Both sides in this debate cite high-minded, nonpartisan rationales for their positions…. But cynics have long wondered whether the real motive was partisan gain: perhaps liberal Democrats supported efforts to increase turnout because it would help them win, while conservative Republicans opposed them for the very same reason….

Recent polling trends may put both cynical and idealistic explanations for these views to the test. In the Trump era, it is increasingly Republican candidates—especially Trump himself—who stand to benefit from higher turnout.

For those interested, I have long been an opponent of mandatory voting, and a skeptic the supposed virtues of higher turnout. I held that view back when increasing turnout was expected to benefit Democrats, and still hold it today, when high turnout seems to advantage the GOP. I summarized the reasons why in my previous post:

I think most people do not have a duty to vote, even in high-stakes elections. And I have argued that relatively ignorant citizens can often do more good by abstaining from voting than by casting poorly informed votes (though I am also skeptical of arguments that government should try to weed out ignorant voters, primarily because I doubt that it can be trusted to do so in an unbiased way)…..

It isn't just that a more ignorant electorate is likely to make worse choices among the options before them. It is that those options are likely to be worse to begin with. Parties facing a relatively ignorant election are likely to select lower-quality candidates and policies than those facing a more knowledgeable one. I describe the logic behind this more fully in my book Democracy and Political Ignorance.

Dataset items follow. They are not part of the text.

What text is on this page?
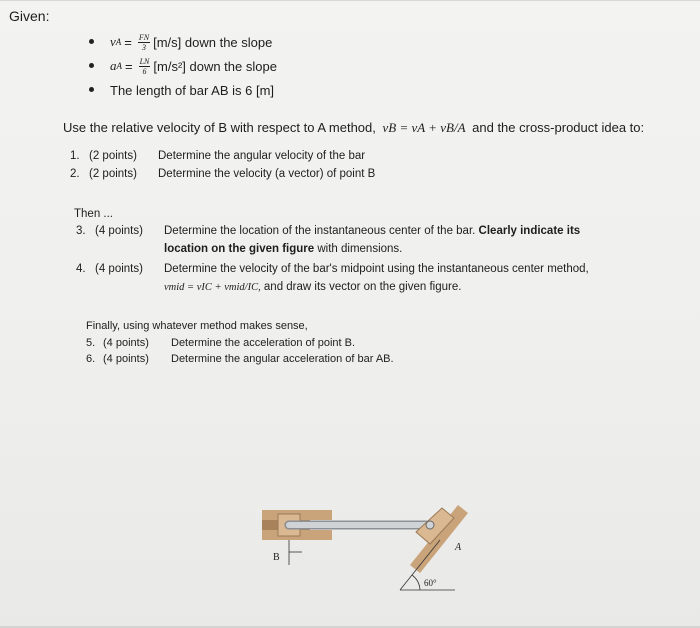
Given:
v $A = \frac{FN}{3} [m/s]$ down the slope
a $A = \frac{LN}{6} [m/s^2]$ down the slope
The length of bar AB is 6 [m]
Use the relative velocity of B with respect to A method, vB = vA + vB/A and the cross-product idea to:
1. (2 points) Determine the angular velocity of the bar
2. (2 points) Determine the velocity (a vector) of point B
Then ...
3. (4 points) Determine the location of the instantaneous center of the bar. Clearly indicate its
location on the given figure with dimensions.
4. (4 points) Determine the velocity of the bar's midpoint using the instantaneous center method,
vmid = vIC + vmid/IC, and draw its vector on the given figure.
Finally, using whatever method makes sense,
5. (4 points) Determine the acceleration of point B.
6. (4 points) Determine the angular acceleration of bar AB.
B
A
60°
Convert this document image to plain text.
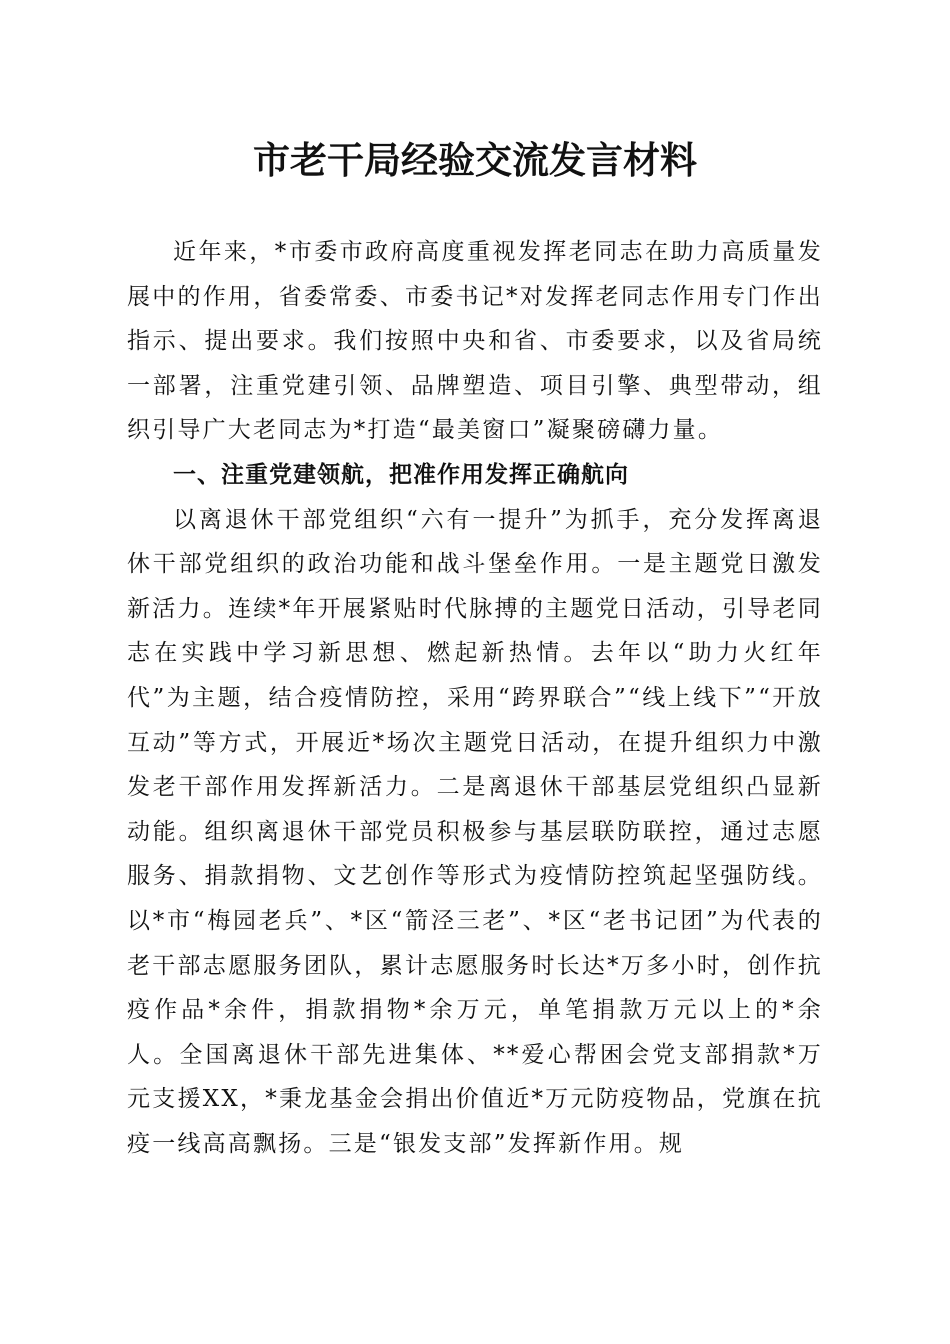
市老干局经验交流发言材料

近年来，*市委市政府高度重视发挥老同志在助力高质量发展中的作用，省委常委、市委书记*对发挥老同志作用专门作出指示、提出要求。我们按照中央和省、市委要求，以及省局统一部署，注重党建引领、品牌塑造、项目引擎、典型带动，组织引导广大老同志为*打造“最美窗口”凝聚磅礴力量。

一、注重党建领航，把准作用发挥正确航向

以离退休干部党组织“六有一提升”为抓手，充分发挥离退休干部党组织的政治功能和战斗堡垒作用。一是主题党日激发新活力。连续*年开展紧贴时代脉搏的主题党日活动，引导老同志在实践中学习新思想、燃起新热情。去年以“助力火红年代”为主题，结合疫情防控，采用“跨界联合”“线上线下”“开放互动”等方式，开展近*场次主题党日活动，在提升组织力中激发老干部作用发挥新活力。二是离退休干部基层党组织凸显新动能。组织离退休干部党员积极参与基层联防联控，通过志愿服务、捐款捐物、文艺创作等形式为疫情防控筑起坚强防线。以*市“梅园老兵”、*区“箭泾三老”、*区“老书记团”为代表的老干部志愿服务团队，累计志愿服务时长达*万多小时，创作抗疫作品*余件，捐款捐物*余万元，单笔捐款万元以上的*余人。全国离退休干部先进集体、**爱心帮困会党支部捐款*万元支援XX，*秉龙基金会捐出价值近*万元防疫物品，党旗在抗疫一线高高飘扬。三是“银发支部”发挥新作用。规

This connection between voter knowledge and relatively good policy outcomes is not an iron law. In Chapter 2 of my book, I go over some scenarios where voter ignorance can actually be beneficial. But I also explain why such situations are likely to be unusual.

It's possible that the Trump-era trend towards Republicans benefiting from higher turnout will prove to be an aberration. But if it continues and solidifies, I wonder if the partisans will gradually reverse positions on turnout issues. If it happens, it wouldn't be the first time that partisan advantage prevailed over consistent adherence to principle.